Businesses across all industries have seen the impact of technological advances on their sales practices. HVAC system specialist Watsco (NYSE:WSO) might seem like the last company that would benefit from changes in technology, but it has taken advantage of tools that make it easier for its sales teams to serve customers and for those customers to get the help they need.
Coming into Thursday's fourth-quarter financial report, Watsco investors wanted to see the company bounce back from some of the hurricane-related headwinds it dealt with in the previous quarter. Watsco got things moving again, and it delivered a nice boost to its annual dividend that should keep shareholders happy. Let's take a closer look at Watsco and how it did during the quarter.
How Watsco finished the year
Watsco's fourth-quarter report showed how the company rebounded from past adversity. Sales rose almost 6% to $964.3 million, falling just shy of matching what most investors wanted to see from the company during the quarter. Adjusted net income of about $33 million was up roughly 12% from year-earlier figures after accounting for tax-related gains, but adjusted earnings of $0.90 per share couldn't match the $1-per-share consensus forecast among those following the stock.
Tax reform gave Watsco a clear boost. The company said that it got a $10 million benefit from the new tax laws, which worked out to a $0.21-per-share rise in its bottom line.
Fundamentally, Watsco saw mixed growth numbers throughout its business. The core heating, ventilation, and air conditioning equipment segment had the best performance, with its top line rising by 7% and making up about two-thirds of the company's total sales. Other HVAC products rose at a slower 4% rate. Commercial refrigeration actually posted declines of 4%, but the fact that the unit represents roughly $40 million in sales makes the hit less important to Watsco's overall revenue numbers.
CEO Albert Nahmad highlighted some positive trends during the period. "Watsco delivered another record quarter," Nahmad said, "with a resumption of strong sales growth rates for residential and commercial HVAC systems from increasing unit demand and an improved mix of higher-efficiency systems." He also pointed to investments in technology and 150 new employees that helped boost sales growth and the company's market share in the industry.

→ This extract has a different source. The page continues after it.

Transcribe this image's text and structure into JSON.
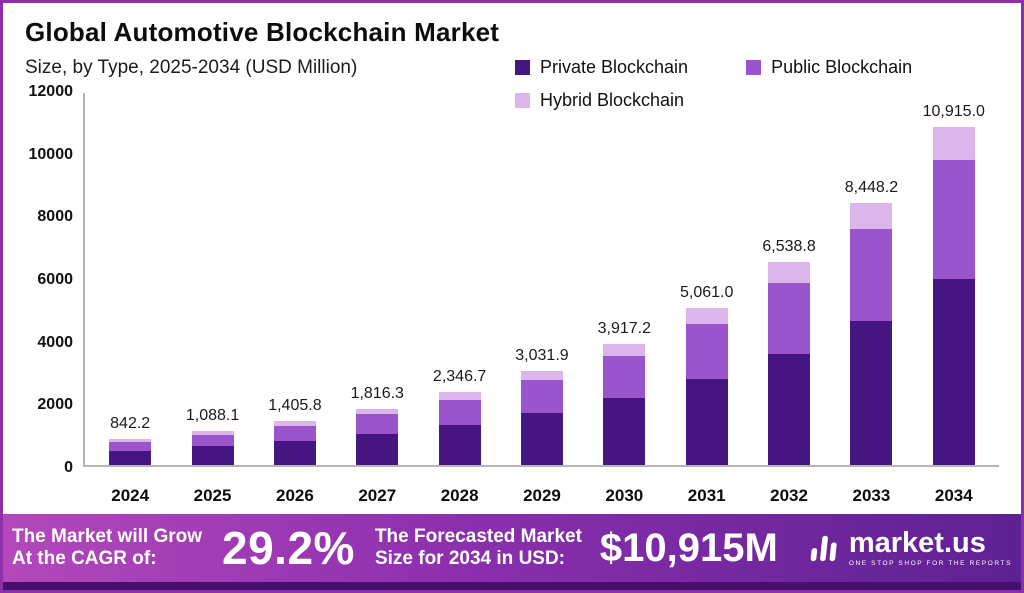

Can Watsco keep heating up?
In particular, the technological investments that Watsco made have paid off. Digitizing Watsco's marketplace into an e-commerce site opened up access through smartphone apps and websites to make it easier for professionals to get information about products. Customers who adopt the new technology have greater levels of contact with Watsco staff, who in turn have more information about the clients they're helping and how best they can meet their needs. The company believes that more than 250,000 contractors and technicians visit or call a location for products, and a 50% rise in online sales and a 57% boost in total online transactions point to the gains that Watsco has seen from embracing new technology.
Watsco celebrated the news in part by giving its shareholders a higher dividend. The board of directors announced a 16% rise in its dividend, which will amount to $5.80 per share on an annual basis going forward. The move is somewhat interesting given the fact that Watsco has been selling shares through an ongoing secondary offering program throughout the year, raising $248 million in part to help pay down debt.
The company has performed well throughout the past year, and only recently has its share price started to fall off its series of recent all-time highs. As the key spring and summer season approach, it'll be interesting to see how customers respond to the changes that Watsco has made in order to attract more business.